A stronger-than-expected advance estimate of fourth-quarter U.S. growth last week also bolstered the case for the Fed to hold off on lowering rates any time soon. Meanwhile, economists expect January nonfarm payrolls on Friday to show ongoing resilience in the U.S. labor market — although the Fed will not be able to factor this particular piece of data into its latest projections.
How the Fed sees price gains and economic activity evolving in 2024 will likely influence bets over the timing of the first cut. According to Investing.com’s Fed Rate Monitor Tool, there is an almost 50% chance the bank will roll it out in May.
4. China Evergrande ordered to liquidate
China Evergrande has been ordered to be wound up by a Hong Kong court after the world’s most indebted property developer failed to secure a restructuring agreement with its creditors.
The group, which has over $300 billion in total liabilities, has been attempting to secure the deal for more than two years in the wake of a bond repayment and a series of court hearings.

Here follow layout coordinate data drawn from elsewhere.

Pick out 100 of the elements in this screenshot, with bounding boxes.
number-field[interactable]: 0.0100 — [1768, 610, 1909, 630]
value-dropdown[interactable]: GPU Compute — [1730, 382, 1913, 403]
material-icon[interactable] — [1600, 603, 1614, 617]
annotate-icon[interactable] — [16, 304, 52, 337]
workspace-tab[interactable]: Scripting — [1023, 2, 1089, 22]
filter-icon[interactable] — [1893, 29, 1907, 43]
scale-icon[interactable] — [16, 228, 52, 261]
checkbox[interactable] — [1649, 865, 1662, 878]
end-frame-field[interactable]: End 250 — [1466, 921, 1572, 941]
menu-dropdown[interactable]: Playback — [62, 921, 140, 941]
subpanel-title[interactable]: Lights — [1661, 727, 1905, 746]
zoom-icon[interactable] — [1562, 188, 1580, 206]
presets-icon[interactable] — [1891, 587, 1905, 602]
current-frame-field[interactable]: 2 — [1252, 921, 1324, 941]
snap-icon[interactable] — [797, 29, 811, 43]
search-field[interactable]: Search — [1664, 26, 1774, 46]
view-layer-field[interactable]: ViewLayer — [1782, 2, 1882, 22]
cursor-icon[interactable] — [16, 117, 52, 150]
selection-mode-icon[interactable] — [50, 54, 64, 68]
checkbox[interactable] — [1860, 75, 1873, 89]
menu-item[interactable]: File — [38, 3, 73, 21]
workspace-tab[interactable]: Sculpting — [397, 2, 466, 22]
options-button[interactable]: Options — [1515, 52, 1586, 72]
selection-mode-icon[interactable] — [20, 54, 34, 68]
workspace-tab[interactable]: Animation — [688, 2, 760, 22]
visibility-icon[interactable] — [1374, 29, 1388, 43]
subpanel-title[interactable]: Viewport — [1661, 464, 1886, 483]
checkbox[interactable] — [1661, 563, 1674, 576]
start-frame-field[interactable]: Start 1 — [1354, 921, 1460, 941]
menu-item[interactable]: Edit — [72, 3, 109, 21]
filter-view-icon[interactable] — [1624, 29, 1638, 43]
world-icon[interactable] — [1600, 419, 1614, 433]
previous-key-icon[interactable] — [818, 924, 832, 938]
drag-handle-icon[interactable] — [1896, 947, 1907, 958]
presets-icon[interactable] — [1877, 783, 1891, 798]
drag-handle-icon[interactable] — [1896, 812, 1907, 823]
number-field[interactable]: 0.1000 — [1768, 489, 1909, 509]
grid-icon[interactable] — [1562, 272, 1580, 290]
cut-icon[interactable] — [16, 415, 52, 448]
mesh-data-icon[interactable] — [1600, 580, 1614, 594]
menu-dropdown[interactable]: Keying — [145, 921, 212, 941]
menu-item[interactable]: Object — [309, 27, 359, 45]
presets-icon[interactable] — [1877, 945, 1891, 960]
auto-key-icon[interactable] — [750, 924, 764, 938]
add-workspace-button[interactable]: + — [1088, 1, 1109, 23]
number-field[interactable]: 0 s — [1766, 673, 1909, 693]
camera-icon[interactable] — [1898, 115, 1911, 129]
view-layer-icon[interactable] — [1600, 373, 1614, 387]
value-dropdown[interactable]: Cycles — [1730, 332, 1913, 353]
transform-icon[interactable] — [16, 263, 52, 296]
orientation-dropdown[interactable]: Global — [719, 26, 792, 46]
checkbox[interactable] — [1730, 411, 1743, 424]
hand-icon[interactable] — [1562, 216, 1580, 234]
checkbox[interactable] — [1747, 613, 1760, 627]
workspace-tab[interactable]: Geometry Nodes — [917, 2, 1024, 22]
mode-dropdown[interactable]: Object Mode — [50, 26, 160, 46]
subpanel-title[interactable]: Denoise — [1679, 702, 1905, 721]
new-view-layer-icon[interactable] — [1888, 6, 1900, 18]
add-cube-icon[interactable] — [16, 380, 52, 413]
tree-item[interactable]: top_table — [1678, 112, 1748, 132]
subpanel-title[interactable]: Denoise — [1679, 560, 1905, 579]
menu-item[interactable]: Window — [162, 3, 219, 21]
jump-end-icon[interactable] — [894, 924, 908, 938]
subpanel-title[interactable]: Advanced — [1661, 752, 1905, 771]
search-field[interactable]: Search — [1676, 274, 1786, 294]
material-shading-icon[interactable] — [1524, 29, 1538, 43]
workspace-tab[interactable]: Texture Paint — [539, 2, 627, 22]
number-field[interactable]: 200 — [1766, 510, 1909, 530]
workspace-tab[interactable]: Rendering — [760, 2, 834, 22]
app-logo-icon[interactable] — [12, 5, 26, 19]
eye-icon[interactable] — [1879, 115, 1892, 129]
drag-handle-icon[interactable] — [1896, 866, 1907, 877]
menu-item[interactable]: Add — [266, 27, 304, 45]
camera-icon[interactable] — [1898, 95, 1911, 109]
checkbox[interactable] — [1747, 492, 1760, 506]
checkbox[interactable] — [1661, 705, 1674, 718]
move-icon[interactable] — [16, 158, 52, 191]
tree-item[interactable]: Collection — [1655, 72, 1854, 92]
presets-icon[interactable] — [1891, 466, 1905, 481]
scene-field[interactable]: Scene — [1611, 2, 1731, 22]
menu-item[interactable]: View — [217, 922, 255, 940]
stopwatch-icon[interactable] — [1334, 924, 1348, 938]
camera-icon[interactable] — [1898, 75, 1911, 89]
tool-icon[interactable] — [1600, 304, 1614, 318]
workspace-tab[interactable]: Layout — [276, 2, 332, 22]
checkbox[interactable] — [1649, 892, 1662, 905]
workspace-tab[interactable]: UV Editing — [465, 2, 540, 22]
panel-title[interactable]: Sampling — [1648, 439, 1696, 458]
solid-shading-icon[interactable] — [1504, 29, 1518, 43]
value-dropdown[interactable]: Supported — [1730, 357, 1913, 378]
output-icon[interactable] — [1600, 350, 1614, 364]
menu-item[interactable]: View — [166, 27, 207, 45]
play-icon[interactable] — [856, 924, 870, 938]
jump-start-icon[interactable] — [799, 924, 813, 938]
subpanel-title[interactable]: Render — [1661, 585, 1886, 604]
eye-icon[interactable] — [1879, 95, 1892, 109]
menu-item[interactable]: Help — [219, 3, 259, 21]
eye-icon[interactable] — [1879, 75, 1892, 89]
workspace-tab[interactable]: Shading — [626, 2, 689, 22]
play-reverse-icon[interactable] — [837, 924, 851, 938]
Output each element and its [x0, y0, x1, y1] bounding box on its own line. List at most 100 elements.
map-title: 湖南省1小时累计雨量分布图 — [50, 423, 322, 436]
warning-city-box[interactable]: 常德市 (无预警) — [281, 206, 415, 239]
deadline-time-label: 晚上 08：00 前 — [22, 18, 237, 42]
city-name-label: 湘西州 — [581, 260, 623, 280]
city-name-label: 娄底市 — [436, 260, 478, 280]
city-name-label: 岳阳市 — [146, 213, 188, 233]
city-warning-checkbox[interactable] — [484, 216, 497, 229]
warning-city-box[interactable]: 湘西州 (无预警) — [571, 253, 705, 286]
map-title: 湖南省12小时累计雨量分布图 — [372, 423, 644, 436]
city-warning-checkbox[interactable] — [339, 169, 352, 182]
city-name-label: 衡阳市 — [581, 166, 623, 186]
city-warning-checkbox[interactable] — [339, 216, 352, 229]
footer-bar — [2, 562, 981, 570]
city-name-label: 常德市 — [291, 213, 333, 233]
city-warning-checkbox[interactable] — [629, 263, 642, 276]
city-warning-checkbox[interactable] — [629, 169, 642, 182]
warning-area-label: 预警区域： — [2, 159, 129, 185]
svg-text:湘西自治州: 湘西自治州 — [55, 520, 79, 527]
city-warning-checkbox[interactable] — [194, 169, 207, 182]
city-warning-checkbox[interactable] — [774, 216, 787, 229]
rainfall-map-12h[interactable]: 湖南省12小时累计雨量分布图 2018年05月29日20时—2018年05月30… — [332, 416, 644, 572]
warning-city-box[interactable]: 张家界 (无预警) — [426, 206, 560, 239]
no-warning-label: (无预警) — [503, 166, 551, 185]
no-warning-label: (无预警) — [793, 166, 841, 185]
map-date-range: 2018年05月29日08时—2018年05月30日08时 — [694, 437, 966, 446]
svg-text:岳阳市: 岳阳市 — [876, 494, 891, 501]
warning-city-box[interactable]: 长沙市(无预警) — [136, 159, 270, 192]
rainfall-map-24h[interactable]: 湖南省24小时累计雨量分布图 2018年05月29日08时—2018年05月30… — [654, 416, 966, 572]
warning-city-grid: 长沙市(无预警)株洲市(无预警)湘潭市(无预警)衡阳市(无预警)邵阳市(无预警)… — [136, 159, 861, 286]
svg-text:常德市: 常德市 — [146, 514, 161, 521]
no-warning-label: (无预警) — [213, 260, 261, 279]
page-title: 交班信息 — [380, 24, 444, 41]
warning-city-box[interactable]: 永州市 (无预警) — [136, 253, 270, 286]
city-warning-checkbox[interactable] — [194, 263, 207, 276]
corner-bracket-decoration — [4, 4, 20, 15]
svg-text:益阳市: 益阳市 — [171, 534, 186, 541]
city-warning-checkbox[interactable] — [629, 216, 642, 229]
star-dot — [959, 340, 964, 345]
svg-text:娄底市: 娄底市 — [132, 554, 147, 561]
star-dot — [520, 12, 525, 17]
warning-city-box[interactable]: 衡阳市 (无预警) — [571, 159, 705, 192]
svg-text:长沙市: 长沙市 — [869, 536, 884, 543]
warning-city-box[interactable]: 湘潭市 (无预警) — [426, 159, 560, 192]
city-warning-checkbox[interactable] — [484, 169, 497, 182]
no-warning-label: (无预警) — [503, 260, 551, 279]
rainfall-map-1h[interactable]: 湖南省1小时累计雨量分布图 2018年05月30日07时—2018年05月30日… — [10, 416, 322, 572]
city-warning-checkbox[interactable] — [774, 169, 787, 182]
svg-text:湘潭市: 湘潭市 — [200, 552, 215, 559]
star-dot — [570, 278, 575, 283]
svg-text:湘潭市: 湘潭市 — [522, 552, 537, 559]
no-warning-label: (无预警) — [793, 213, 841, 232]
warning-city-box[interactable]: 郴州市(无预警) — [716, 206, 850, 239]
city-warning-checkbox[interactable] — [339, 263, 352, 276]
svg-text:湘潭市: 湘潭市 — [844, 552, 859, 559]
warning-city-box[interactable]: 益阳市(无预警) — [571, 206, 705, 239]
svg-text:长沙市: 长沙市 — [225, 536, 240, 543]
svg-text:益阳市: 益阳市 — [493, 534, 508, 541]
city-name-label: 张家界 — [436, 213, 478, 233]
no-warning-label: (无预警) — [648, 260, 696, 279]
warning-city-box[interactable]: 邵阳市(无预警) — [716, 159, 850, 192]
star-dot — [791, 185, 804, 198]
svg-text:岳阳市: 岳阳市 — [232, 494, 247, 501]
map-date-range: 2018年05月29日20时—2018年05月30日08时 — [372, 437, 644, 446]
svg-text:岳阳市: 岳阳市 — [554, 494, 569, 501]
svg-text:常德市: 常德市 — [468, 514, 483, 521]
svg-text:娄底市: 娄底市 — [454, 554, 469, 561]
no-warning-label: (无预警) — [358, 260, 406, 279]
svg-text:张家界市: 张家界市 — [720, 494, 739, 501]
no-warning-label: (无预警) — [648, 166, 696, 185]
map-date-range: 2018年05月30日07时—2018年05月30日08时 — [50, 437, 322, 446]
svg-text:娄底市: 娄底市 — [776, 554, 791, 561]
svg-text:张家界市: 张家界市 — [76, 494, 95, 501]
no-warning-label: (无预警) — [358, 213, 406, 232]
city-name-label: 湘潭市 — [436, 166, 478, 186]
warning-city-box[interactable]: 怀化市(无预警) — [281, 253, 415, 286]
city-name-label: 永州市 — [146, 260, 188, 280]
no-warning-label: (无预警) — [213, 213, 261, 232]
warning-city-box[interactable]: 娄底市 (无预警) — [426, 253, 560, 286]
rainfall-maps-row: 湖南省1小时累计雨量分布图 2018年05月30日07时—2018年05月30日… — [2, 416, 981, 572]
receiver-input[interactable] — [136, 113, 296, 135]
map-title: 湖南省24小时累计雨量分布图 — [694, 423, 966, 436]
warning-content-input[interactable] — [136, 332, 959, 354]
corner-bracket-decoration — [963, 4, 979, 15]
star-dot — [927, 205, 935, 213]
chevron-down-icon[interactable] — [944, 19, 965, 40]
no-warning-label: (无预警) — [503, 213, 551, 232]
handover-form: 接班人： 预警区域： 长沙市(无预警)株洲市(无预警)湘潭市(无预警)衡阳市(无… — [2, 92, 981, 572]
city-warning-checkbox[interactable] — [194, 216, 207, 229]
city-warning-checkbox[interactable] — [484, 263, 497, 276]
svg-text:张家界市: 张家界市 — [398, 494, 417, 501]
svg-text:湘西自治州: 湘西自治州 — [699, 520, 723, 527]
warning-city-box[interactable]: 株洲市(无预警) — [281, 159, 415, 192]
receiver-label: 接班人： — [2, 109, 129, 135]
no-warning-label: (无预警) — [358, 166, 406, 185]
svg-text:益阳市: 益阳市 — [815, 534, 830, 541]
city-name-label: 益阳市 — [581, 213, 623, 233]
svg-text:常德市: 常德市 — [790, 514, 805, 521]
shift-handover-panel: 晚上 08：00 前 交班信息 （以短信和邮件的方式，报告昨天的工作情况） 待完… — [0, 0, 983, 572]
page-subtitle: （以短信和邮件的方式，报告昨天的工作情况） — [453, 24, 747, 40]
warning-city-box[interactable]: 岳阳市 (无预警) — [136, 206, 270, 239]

But Justice Linda Chan on Monday appointed management consultancy Alvarez & Marsal to liquidate Evergrande, arguing that the move will provide some certainty to creditors. “It is time for the court to say enough is enough,” Chan said in the morning court session, Reuters reported.
Evergrande’s Chief Executive Siu Shawn told Chinese media that the decision will not impact the operations of its onshore and offshore units. But analysts have flagged that the liquidation process could be complicated and lengthy, as well as damaging to already downbeat sentiment around the state of China’s property market.
Shares in Evergrande slumped by just under 21% after the announcement.
5. Crude volatile amid Middle East turmoil
Oil prices were choppy on Monday, as traders fretted over increased disruptions to supply in the Middle East following a drone attack on U.S. forces in Jordan over the weekend.
By 05:08 ET, the U.S. crude futures contract traded 0.4% lower at $77.73 a barrel, while the Brent contract fell 0.3% to $82.68 per barrel. Both contracts had risen earlier in the day.
The attack, which U.S. President Joe Biden said was carried out by Iran-backed militants, resulted in the death of three American service members. It was the first deadly strike against U.S. forces since the Israel-Hamas war erupted.
Iran has denied involvement in the attack, but it does raise concerns over a more direct confrontation between the two countries, potentially resulting in regional energy supply disruptions in the oil-rich Middle East.